When a long-term relationship ended at 34, I started to feel the tick-tock of my biological clock.
There’s still time, I reasoned, reading stories about actresses having bubs in their 40s.
Dating, however, I found many men already had families. ‘I don’t want any more kids,’ they told me, honestly. So I decided to go it alone.
Booking an appointment at an IVF clinic, I explained my dream of motherhood.
‘You’ve got a five per cent chance of having a baby, even with IVF,’ a doctor explained bluntly.
It was the first time I’d been told the truth – by now most of my eggs were gone. But with a seven-year wait to adopt, I still wanted to try.
Starting my IVF journey, using donor sperm and my remaining eggs, I crossed everything.
Sadly, it wasn’t to be.Heartbreakingly, I suffered failed cycles and two miscarriages.
Bawling my eyes out every time, it was incredibly painful. To make things harder, the business I ran had been asked to design a teddy bear.
Orders flooded in, and now I was visiting baby shops selling our soft toys. Faced with babies and bumps everywhere, I felt desperate. Why can’t it be my turn? I wondered.
After ploughing $75,000 into IVF, I still didn’t have a bub in my arms.
Stepping outside the shop, I’d sob and sob. Then my friend told me she was using donor eggs to have a baby.
The clinic, Cape Fertility in South Africa, was much cheaper than an Aussie one. Would it feel the same if the baby wasn’t genetically mine? I wondered, intrigued.
But the fact is, many older mums use donor eggs – it just isn’t spoken about.
‘If you needed a kidney, you’d take it, wouldn’t you?’ my friend said. ‘You just need that bit of DNA, but the baby will have your blood, hear your voice. It’s you bringing it into the world.’ I decided she was right.
Nearing 50, I contacted the clinic, who said I was a suitable candidate because I was still very fit and healthy.
Sending them childhood and current photos of me, I was curious about who they’d find. And they’d done an incredible job. Now, I just needed a sperm donor.
Getting my friends round for a glass of wine, we looked through the profiles.
The clinic wasn’t allowed to show me photos of the men as adults, so instead we pored over their baby pics and descriptions. ‘How about this one?’ I said.
‘Danish, tall... likes reading...’ I read. ‘And it says he looks like Matt Damon!’ I was sold!
So, in December last year, I headed to South Africa to have two embryos transferred, in the hope one would take.
Deep down, I knew this was my last chance. If it fails, I’ll find happiness through my friends, I decided.
Back in Sydney, I nervously went for a blood test seven weeks later.
My sister, Jo, was staying with me, but I wanted to go to the clinic by myself.
Looking at my results, the doctor smiled. ‘You’re pregnant!’ she said. Ecstatic, I could have jumped in the air.
Rushing home, I burst in. ‘I’m having a baby!’ I cried, hugging Jo.

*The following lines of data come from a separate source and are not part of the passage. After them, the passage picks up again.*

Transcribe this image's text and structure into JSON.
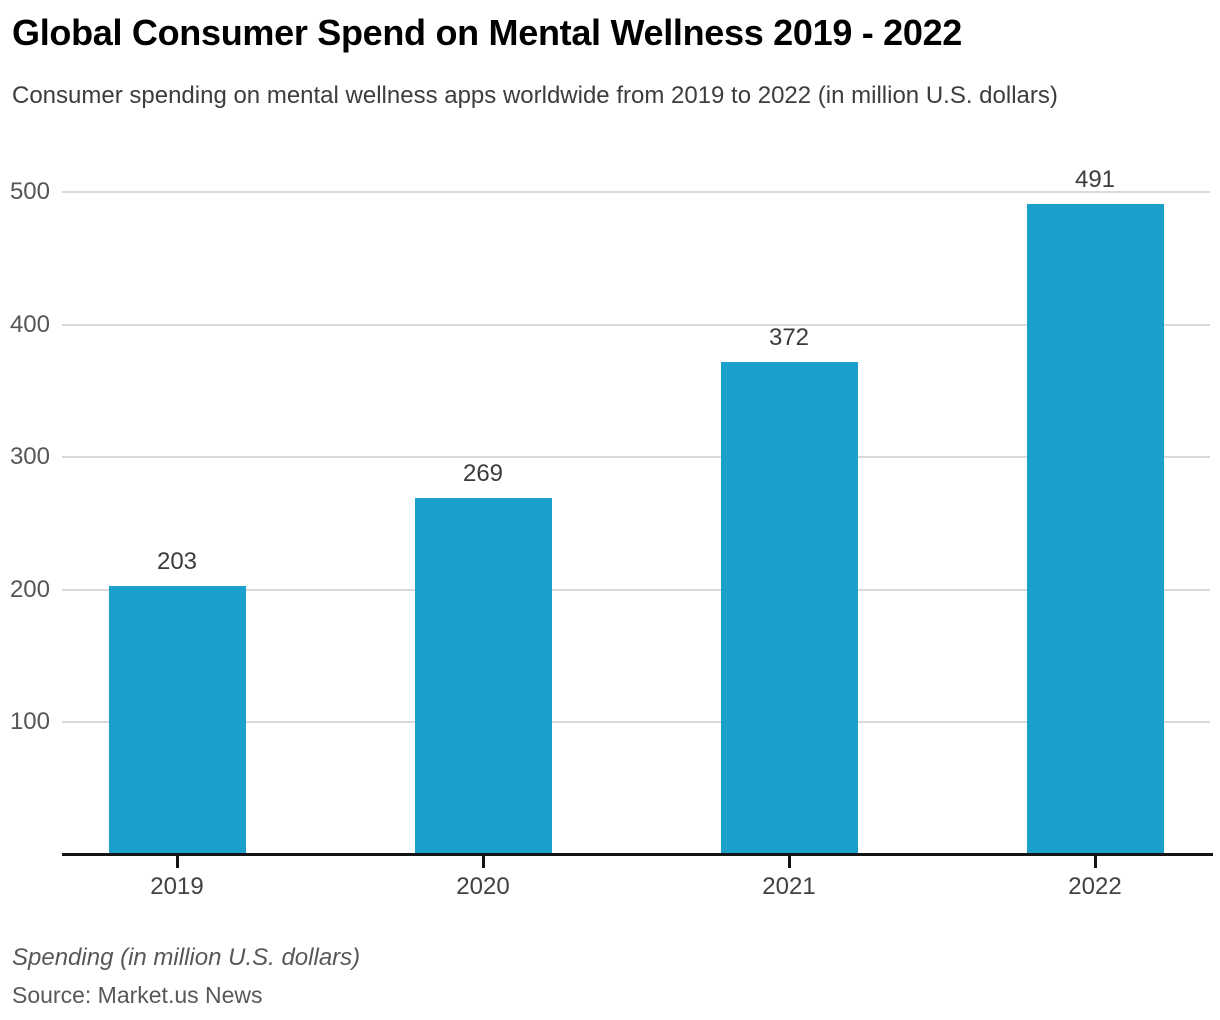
{
  "header": {
    "title": "Global Consumer Spend on Mental Wellness 2019 - 2022",
    "subtitle": "Consumer spending on mental wellness apps worldwide from 2019 to 2022 (in million U.S. dollars)"
  },
  "chart_data": {
    "type": "bar",
    "title": "Global Consumer Spend on Mental Wellness 2019 - 2022",
    "subtitle": "Consumer spending on mental wellness apps worldwide from 2019 to 2022 (in million U.S. dollars)",
    "categories": [
      "2019",
      "2020",
      "2021",
      "2022"
    ],
    "values": [
      203,
      269,
      372,
      491
    ],
    "xlabel": "",
    "ylabel": "Spending (in million U.S. dollars)",
    "ylim": [
      0,
      500
    ],
    "yticks": [
      100,
      200,
      300,
      400,
      500
    ],
    "grid": true,
    "legend": false,
    "value_labels": true,
    "bar_color": "#1aa0ca",
    "gridline_color": "#d9d9d9",
    "axis_color": "#141414"
  },
  "footer": {
    "axis_note": "Spending (in million U.S. dollars)",
    "source": "Source: Market.us News"
  }
}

Still, I was anxious about whether everything would go smoothly. But it felt different this time, knowing both the egg and sperm were from young and healthy donors.

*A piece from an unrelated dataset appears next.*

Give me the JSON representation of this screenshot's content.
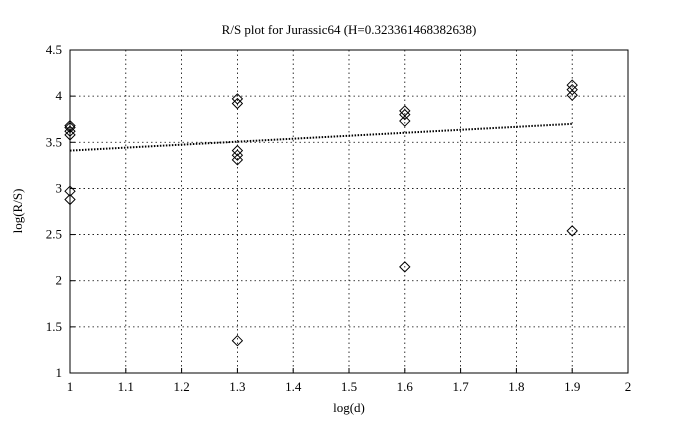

When a scan soon after showed I was having twins, I couldn’t believe it. ‘I’ve always wanted two children,’ I beamed. It was an instant family!
As my bump grew, I was so excited about meeting my little ones.
Telling my parents, both in their 70s, I felt nervous. What would they think about me being a single mum at 50? And to two bubs! ‘It’s amazing what they can do these days,’ Mum said, happy for me. In fact, everyone has been so supportive.
With us living longer and healthier lives, I knew I’d be just like a younger mum.
In August, my waters broke at 36 weeks and my friend, Simone, came to the hospital with me.
Taken in for a C-section, it felt surreal as my baby girls were lifted into the world.
Hearing their cries, I burst into tears. Then they were both laid on my chest together and held onto me with their tiny arms. They’re beautiful, I sobbed.
Now eight weeks old, my babies are the light of my life.
I’m sharing my story to try to spare other women my years of anguish. If you’re planning to start a family, think carefully about fertility, maybe get tested to check your egg count.
Being a mum is not about genetics. It’s about everything else. My girls will know they are very wanted and very, very loved. Being their mum is my dream come true.